Lettre à Monseigneur Pierre, évêque de Mende

Monseigneur

Depuis quelques semaines, une fièvre terrible, véritable fléau de dieu s’est abattue sur le village de Correjac.

Hommes, femmes, enfants, tous sont frappés par cette mystérieuse maladie qui semble devoir se répandre comme une plaie d’Egypte sur le village, et les villages environnants.

Des gens sont maintenant emportés par la maladie à La Canourgue, à Cadoule  et dans les villages voisins. Chirurgiens et médecins se démènent comme ils peuvent devant cette terrible maladie.

Tout a commencé au mois de novembre dernier. Un journalier du Correjac, pauvre comme le sont ces gens qui se louent pour parfois quelques morceaux de lard, est revenu bien mal en point de la foire de Saint-Laurent d’Olt où il est allé vendre quelques pièces de cardis et d’où il a rapporté un manteau et quelques effets pour sa femme Marguerite.

Le pauvre homme a été frappé d’un mal étrange, de fièvres, vertiges et vomissements. Il a toutefois eu la force de se rendre au chevet d’un proche à la Canourgue avant de succomber au mal le 27 novembre. J’ai moi même procédé à son inhumation au cimeterre de Salmon, et c’était pitié de voir la peine de sa veuve et de ses trois jeunes enfants abandonnés à leur sort à l’entrée de l’hiver.

Les malheureux n’ont pas eu à souffrir longtemps de l’absence de jean Quintin, ni à pleurer le petit Ambroise.  La maladie a emporté le reste de la famille le jour de Noël, et ce fut pour moi une épreuve terrible que des les assister dans leurs derniers moments, mais la ferveur de leurs prières et la sincérité de leur repentir leur ouvriront, j’en suis convaincu, les portes du paradis.

Depuis, les choses se sont aggravées, d’autres personnes sont frappées par le mal et l’on se tient à distance de quiconque a eu un jour le moindre contact avec la famille Quintin. Le mal s’étend à la Canourgue et dans les environs.

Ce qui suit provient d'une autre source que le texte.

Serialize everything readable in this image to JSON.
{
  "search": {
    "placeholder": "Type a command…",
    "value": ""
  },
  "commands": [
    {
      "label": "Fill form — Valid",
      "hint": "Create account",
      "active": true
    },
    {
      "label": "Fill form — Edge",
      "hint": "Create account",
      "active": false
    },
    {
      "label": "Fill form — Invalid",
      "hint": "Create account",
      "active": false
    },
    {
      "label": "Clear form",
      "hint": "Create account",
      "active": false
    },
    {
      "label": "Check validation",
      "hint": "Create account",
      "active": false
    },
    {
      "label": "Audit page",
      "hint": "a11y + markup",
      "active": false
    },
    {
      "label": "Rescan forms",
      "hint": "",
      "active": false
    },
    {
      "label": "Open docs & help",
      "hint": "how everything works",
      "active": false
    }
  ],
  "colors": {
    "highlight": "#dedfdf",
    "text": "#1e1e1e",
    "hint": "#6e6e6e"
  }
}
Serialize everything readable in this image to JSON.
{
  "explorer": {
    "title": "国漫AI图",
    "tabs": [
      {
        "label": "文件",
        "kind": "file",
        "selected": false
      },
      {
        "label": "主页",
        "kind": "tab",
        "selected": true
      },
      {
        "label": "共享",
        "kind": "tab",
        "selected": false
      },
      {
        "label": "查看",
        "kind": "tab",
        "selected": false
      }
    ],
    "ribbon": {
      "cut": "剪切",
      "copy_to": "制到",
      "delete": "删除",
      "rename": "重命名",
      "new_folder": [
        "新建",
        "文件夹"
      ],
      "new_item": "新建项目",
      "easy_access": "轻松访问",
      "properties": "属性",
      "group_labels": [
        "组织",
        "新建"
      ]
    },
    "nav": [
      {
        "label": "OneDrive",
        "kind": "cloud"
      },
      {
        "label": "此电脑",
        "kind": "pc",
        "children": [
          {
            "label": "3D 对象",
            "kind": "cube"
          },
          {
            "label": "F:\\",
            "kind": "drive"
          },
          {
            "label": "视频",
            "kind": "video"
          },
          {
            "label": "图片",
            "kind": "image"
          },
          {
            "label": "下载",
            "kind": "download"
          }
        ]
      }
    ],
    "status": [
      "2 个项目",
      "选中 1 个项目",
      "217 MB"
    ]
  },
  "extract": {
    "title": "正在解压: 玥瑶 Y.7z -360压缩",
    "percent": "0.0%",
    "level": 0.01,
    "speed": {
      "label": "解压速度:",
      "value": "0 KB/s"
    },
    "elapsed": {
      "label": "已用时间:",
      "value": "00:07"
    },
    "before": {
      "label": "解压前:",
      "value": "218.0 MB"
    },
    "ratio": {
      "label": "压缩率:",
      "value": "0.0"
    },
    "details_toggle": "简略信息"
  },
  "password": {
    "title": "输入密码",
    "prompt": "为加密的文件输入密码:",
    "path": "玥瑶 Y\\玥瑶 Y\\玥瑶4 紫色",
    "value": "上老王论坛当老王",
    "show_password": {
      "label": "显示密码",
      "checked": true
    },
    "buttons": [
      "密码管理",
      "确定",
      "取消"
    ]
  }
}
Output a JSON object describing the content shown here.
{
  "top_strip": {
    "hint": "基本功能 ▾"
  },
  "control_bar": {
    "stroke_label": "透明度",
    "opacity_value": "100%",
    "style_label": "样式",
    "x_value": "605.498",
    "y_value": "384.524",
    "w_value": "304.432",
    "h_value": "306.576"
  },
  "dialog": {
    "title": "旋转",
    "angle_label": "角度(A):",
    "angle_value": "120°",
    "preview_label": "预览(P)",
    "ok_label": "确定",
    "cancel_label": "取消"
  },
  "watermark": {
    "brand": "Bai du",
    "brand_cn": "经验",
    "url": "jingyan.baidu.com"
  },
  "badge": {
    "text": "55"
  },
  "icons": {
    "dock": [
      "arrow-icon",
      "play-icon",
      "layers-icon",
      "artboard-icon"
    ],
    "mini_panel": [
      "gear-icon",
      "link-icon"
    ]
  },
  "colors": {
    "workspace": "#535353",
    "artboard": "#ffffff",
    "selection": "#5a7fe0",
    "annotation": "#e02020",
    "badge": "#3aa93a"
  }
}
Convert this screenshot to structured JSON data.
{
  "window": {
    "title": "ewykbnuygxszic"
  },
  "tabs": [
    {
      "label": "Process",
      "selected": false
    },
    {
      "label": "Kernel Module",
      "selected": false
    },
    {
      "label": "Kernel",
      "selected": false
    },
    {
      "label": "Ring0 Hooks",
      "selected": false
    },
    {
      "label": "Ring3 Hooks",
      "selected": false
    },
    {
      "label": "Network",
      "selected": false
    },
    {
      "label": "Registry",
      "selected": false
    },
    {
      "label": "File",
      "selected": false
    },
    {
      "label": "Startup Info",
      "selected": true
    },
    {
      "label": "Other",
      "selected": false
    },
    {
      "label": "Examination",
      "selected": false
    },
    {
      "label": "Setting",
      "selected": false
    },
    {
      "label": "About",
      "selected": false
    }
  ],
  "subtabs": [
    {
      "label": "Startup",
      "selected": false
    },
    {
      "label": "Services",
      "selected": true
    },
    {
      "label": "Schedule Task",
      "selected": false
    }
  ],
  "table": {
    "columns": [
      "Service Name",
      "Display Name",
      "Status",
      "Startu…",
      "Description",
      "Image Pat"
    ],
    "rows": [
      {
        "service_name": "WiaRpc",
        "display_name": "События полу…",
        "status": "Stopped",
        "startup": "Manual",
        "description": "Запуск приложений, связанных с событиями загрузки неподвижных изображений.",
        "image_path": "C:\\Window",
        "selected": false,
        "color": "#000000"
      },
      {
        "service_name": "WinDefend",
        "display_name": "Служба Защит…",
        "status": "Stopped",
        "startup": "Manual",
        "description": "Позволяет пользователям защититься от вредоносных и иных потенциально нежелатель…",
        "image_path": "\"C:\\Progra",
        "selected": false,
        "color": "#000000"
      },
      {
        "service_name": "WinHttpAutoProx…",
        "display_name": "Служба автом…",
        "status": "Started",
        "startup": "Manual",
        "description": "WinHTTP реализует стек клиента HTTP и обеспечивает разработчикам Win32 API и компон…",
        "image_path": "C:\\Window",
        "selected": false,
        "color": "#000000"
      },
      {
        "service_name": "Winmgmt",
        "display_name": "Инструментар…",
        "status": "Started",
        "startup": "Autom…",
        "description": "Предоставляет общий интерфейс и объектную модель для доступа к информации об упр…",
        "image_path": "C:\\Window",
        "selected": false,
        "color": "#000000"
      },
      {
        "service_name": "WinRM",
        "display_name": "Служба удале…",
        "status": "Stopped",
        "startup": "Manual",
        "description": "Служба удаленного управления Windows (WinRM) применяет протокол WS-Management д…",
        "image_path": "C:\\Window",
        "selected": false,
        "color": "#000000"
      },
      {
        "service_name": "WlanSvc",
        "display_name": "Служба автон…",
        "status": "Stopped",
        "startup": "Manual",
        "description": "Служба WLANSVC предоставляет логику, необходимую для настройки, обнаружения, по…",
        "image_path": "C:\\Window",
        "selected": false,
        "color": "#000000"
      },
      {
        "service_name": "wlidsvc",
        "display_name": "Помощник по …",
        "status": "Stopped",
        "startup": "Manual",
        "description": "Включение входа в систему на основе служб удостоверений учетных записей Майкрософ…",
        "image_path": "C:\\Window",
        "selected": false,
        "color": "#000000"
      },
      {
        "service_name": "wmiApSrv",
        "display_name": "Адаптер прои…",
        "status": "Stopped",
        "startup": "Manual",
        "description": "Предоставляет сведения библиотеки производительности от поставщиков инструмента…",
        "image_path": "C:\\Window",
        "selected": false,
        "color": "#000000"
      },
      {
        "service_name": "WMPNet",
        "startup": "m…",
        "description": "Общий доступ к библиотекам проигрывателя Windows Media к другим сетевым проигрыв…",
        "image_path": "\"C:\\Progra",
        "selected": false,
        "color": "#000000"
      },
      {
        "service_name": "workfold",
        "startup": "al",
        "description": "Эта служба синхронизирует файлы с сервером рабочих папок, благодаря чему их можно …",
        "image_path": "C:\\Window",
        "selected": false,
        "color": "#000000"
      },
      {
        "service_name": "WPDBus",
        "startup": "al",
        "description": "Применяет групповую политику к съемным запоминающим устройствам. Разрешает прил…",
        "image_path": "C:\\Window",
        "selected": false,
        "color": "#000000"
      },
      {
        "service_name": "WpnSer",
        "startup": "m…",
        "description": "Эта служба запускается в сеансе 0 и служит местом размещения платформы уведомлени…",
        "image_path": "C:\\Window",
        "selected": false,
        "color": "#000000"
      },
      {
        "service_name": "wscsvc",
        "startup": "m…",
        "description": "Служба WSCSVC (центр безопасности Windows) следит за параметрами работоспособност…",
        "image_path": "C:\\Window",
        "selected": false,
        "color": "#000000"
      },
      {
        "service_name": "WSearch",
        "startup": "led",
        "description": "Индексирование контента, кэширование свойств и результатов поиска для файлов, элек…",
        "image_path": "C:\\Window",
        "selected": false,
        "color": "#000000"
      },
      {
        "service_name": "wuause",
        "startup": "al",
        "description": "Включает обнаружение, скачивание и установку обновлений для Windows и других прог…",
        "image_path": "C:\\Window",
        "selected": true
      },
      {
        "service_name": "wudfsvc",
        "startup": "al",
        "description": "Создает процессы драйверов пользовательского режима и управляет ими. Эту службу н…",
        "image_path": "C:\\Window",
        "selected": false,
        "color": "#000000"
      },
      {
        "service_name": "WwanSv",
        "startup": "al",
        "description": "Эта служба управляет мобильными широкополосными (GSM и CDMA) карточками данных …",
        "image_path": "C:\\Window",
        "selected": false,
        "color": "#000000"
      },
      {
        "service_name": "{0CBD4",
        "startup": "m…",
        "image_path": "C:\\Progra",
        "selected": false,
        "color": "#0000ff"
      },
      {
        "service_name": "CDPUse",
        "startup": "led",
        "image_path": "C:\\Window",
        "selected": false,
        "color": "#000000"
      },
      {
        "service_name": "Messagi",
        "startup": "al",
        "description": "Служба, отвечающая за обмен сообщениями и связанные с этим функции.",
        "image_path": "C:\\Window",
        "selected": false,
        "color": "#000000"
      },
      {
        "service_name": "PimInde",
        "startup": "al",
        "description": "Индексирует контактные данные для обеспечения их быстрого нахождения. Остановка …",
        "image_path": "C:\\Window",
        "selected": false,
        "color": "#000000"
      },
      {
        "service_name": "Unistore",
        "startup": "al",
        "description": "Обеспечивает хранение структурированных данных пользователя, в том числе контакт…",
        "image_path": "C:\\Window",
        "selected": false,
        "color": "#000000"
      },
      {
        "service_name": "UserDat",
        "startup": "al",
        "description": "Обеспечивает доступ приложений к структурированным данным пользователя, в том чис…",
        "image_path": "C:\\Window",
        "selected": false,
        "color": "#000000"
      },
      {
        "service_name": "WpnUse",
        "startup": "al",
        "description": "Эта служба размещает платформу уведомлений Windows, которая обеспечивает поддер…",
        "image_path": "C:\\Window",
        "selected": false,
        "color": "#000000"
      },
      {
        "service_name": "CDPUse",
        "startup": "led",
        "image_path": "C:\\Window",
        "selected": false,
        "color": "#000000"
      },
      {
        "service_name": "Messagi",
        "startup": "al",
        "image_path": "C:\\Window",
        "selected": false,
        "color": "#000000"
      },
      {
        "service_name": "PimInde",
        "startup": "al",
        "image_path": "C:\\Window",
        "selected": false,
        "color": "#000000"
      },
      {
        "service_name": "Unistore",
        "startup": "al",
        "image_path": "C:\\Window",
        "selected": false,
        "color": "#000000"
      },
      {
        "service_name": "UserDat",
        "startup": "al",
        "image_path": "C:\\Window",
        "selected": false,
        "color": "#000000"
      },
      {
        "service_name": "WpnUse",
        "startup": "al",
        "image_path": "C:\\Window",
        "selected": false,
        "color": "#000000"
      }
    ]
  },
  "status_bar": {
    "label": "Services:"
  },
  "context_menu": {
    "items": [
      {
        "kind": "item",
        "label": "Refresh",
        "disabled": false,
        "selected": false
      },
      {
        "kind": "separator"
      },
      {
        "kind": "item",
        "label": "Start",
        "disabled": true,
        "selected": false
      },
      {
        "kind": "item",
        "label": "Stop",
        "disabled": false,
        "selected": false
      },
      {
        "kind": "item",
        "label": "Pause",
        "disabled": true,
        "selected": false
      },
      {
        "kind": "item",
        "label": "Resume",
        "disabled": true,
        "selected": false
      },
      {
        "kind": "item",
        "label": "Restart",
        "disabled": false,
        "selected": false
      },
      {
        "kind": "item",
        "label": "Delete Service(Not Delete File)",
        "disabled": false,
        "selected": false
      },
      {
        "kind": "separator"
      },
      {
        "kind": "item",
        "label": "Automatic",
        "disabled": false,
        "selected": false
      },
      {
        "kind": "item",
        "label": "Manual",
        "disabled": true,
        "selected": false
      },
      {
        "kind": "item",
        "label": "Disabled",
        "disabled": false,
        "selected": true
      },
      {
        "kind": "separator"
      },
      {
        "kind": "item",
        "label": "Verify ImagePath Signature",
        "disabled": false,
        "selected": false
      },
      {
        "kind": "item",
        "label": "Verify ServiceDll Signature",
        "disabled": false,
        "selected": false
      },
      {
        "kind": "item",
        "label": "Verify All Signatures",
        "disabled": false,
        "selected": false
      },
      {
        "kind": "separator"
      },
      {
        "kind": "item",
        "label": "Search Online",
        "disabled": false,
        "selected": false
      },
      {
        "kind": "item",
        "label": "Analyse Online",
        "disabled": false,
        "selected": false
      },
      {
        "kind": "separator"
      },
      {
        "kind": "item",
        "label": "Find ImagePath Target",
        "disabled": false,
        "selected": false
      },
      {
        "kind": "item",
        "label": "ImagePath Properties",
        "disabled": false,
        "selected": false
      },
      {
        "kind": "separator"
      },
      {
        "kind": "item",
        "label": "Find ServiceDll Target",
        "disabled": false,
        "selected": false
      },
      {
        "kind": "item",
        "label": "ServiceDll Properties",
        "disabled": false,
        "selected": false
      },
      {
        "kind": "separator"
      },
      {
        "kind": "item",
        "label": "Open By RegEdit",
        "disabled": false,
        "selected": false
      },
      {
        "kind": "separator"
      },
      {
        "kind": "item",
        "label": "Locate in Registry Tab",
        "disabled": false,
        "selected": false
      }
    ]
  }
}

La semaine passée, le médecin mendois Blanquet s’est rendu dans le village, mais médecins et chirurgiens semblent bien démunis face à cette terrible maladie qui s’étend. Les habitants sont isolés, on ne trouve plus personne pour porter les morts en terre ou consigner les dernières volontés des malades. j’ai du moi même recueillir la semaine passée le testament d’un mourant, aucun homme de loi n’ayant voulu faire le déplacement dans le village.

J’ai eu toutes les peines du monde à rassembler quatre hommes pour porter en terre ce malheureux. Nous en arrivons à des situations intenables où des parents doivent enterrer à la hâte, et parfois de nuit, leurs propres enfants dans un coin de leur jardin, et bien loin de l’église car les habitants d’Auxillac et de Salmon se méfient de ce terrible mal qui se répand parmi les habitants de Correjac et refusent d’accueillir leurs dépouilles.

j’ai la charge de ces âmes votre excellence, et je souffre les pires malheurs de les voir succomber aux  supplices de cette terrible maladie. Je les soutiens, je prie avec eux, je leur administre les sacrements, je jeune pour que notre seigneur les délivre de ce fléau, mais tout mon dévouement ne suffit pas à soulager leurs souffrances et celles de leurs familles.

Puisse le seigneur dans sa grande miséricorde me donner la force de les assister dans ces épreuves que la crainte de la maladie détourne des enseignements de notre sainte mère l’église.

Je prie pour  votre excellence et pour sa sainteté le pape Innocent.

J’implore aussi votre pardon pour quelques écarts que la situation m’oblige à faire par rapport aux règles de notre sainte mère l’église, et demande votre secours et vos conseils pour administrer les sacrements à ces malades, procéder aux cérémonies dans les meilleures conditions possibles et leur apporter apaisement et réconfort  quand vient pour eux  le moment de se présenter devant notre seigneur.

Daigne, Votre Excellence, agréer l’expression de ma très respectueuse considération.

Votre serviteur Boissonade, curé de Salmon,


En aout 1721, Pierre de Baglion de la Salle émet un avis à l’ensemble du clergé du Gévaudan en forme de conseils pour administrer les sacrements aux malades, et autorise des sépultures en dehors des cimetières.